Anos 50 a 60, eu morador do Bairro da Mooca Baixa, como era chamada, trabalhava em uma fábrica de brinquedos nesse bairro. Na época, crianças que tinham pais com problemas financeiros começavam a trabalhar bem cedo, para ajudar a pagar as despesas da casa, como aluguel, etc.

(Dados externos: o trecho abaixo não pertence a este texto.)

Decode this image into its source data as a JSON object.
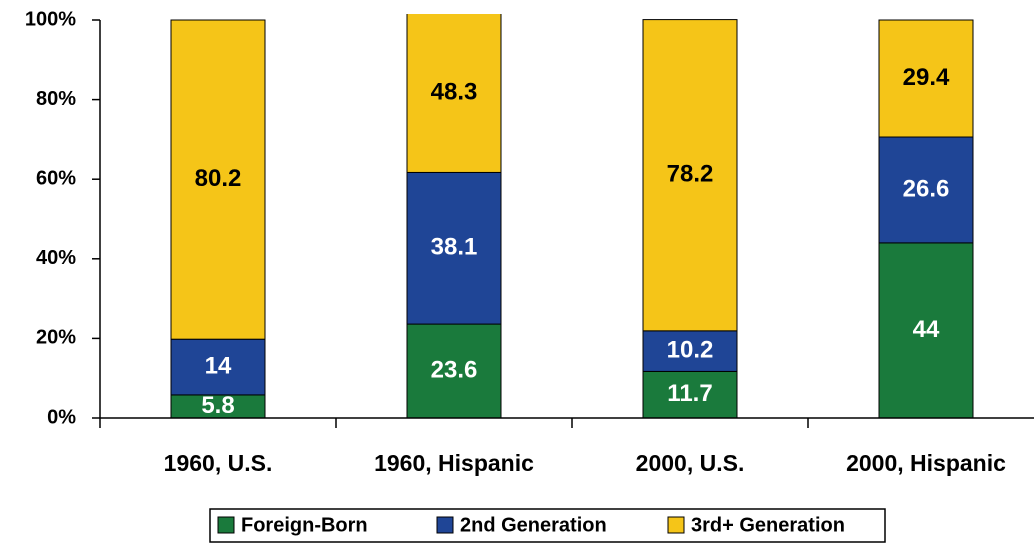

Com nove anos já trabalhava nessa fábrica, bem próxima de minha casa. Muitas vezes, passando pela Radial Leste, na época ainda não existia as pistas de asfalto, fazíamos campos de rachão e jogávamos bola até escurecer, existiam várias fábricas, como o Labor; na esquina da Barão de Jaguará existia uma loja de nome Bandieri, que vendia ferragens de todos os tipos e materiais de construção. Existia, também, o Colégio Dom Bosco.
Tínhamos vários clubes de futebol, como o Madri da Mooca, Badieire, Labor, MAC, Dom Bosco, Palestra da moóca… Tínhamos também o salão de bailes Piratininga, onde nos Carnavais íamos dançar nas matinês, era muito legal. Na época, passavam bondes na Rua da Mooca e os automóveis tinham muita dificuldade em andar sobre os trilhos (na época houve vários acidentes, com final muito triste, terminando até em morte).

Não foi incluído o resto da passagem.